COMPENSATION COMMITTEE CHARTER
2003 Compensation Charter: JEC
1. Members. The Compensation Committee shall consist of three or more members appointed by the Board of Directors, each of whom shall be an "independent" director of the Board, and the Board shall designate one member as chair. For purposes hereof, "independent" shall mean a director who meets the New York Stock Exchange definition of "independence," as determined by the Board.
2. Purpose, Duties and Responsibilities. The Compensation Committee shall be responsible for establishing the compensation policies of the Company. Specifically, the Compensation Committee shall have the authority and responsibility to:
(i) Review and recommend to the Board establishment of the compensation policy for executive officers of the Company, and such other officers of the Company as directed by the Board of Directors.

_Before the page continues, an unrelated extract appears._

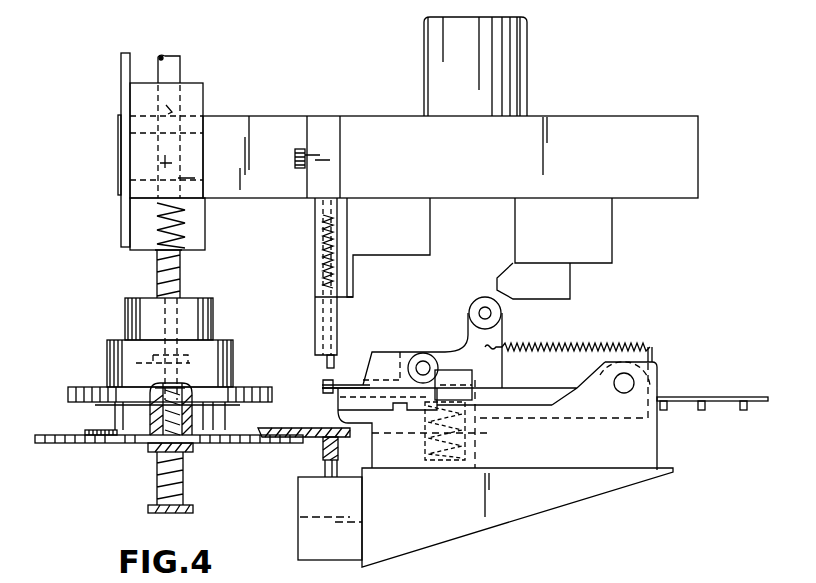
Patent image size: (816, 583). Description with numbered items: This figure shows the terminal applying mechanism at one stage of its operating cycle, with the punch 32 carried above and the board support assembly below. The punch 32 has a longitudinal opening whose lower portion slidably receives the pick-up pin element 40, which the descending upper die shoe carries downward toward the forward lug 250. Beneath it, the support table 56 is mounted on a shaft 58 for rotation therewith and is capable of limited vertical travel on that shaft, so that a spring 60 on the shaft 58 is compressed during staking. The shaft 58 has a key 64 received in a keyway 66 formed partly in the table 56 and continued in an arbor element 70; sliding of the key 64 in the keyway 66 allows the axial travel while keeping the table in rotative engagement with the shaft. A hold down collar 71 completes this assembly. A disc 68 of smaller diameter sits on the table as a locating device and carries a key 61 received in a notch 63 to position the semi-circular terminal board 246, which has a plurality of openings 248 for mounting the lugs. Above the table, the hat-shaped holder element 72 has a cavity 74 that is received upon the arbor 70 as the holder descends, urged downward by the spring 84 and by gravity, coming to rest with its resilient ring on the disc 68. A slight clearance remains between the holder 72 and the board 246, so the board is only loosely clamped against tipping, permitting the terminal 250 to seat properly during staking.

(ii) Review and recommend to the Board establishment of the criteria by which bonuses to the Company's employees are determined, including under the Company's Incentive Plan for Officers and Key Managers.
(iii) Evaluate the performance of the Chairman and approve the compensation of the Chairman annually, and if the Chairman is not also the Chief Executive Officer, evaluate the performance of the Chief Executive Officer and approve the compensation of the Chief Executive Officer annually.
(iv) Approve, after consultation with the Chief Executive Officer, the compensation of all other executive officers annually.
(v) Approve any employment agreements between the Company and the executive officers of the Company, including the employment contract with Dr. Joseph J. Jacobs.
(vi) Administer the Company's 1989 Employee Stock Purchase Plan, Global Employee Stock Purchase Plan, 1999 Stock Incentive Plan and such other stock option or equity participation plans as may be adopted by the Board of Directors from time to time within the authority delegated by the Board of Directors.
(vii) Review and recommend to the Board all major compensation or benefit programs involving commitments beyond one year (e.g., pension, profit-sharing, etc.).
(viii) Prepare or approve the Compensation Committee Report for inclusion in the Company's Annual Proxy Statement.
(ix) Report Compensation Committee actions to the Board of Directors.
(x) Delegate any of its authorities or responsibilities to officers of the Company or other key Company management personnel on any of the above matters, as the Compensation Committee may from time to time deem appropriate, except that the Compensation Committee may not delegate its authorities or responsibilities under item 2 (iii) above.
(xi) Retain, consult with and seek advice from appropriate management personnel, outside consultants, auditors, actuaries, investment managers or attorneys, on any of the above matters, as the Compensation Committee may from time to time deem appropriate.
(xii) Review periodically with the Chief Executive Officer the succession plans relating to the positions held by executive officers of the Company (other than the Chairman and the Chief Executive Officer), and make recommendations to the Board with respect to the selection of individuals to occupy these positions.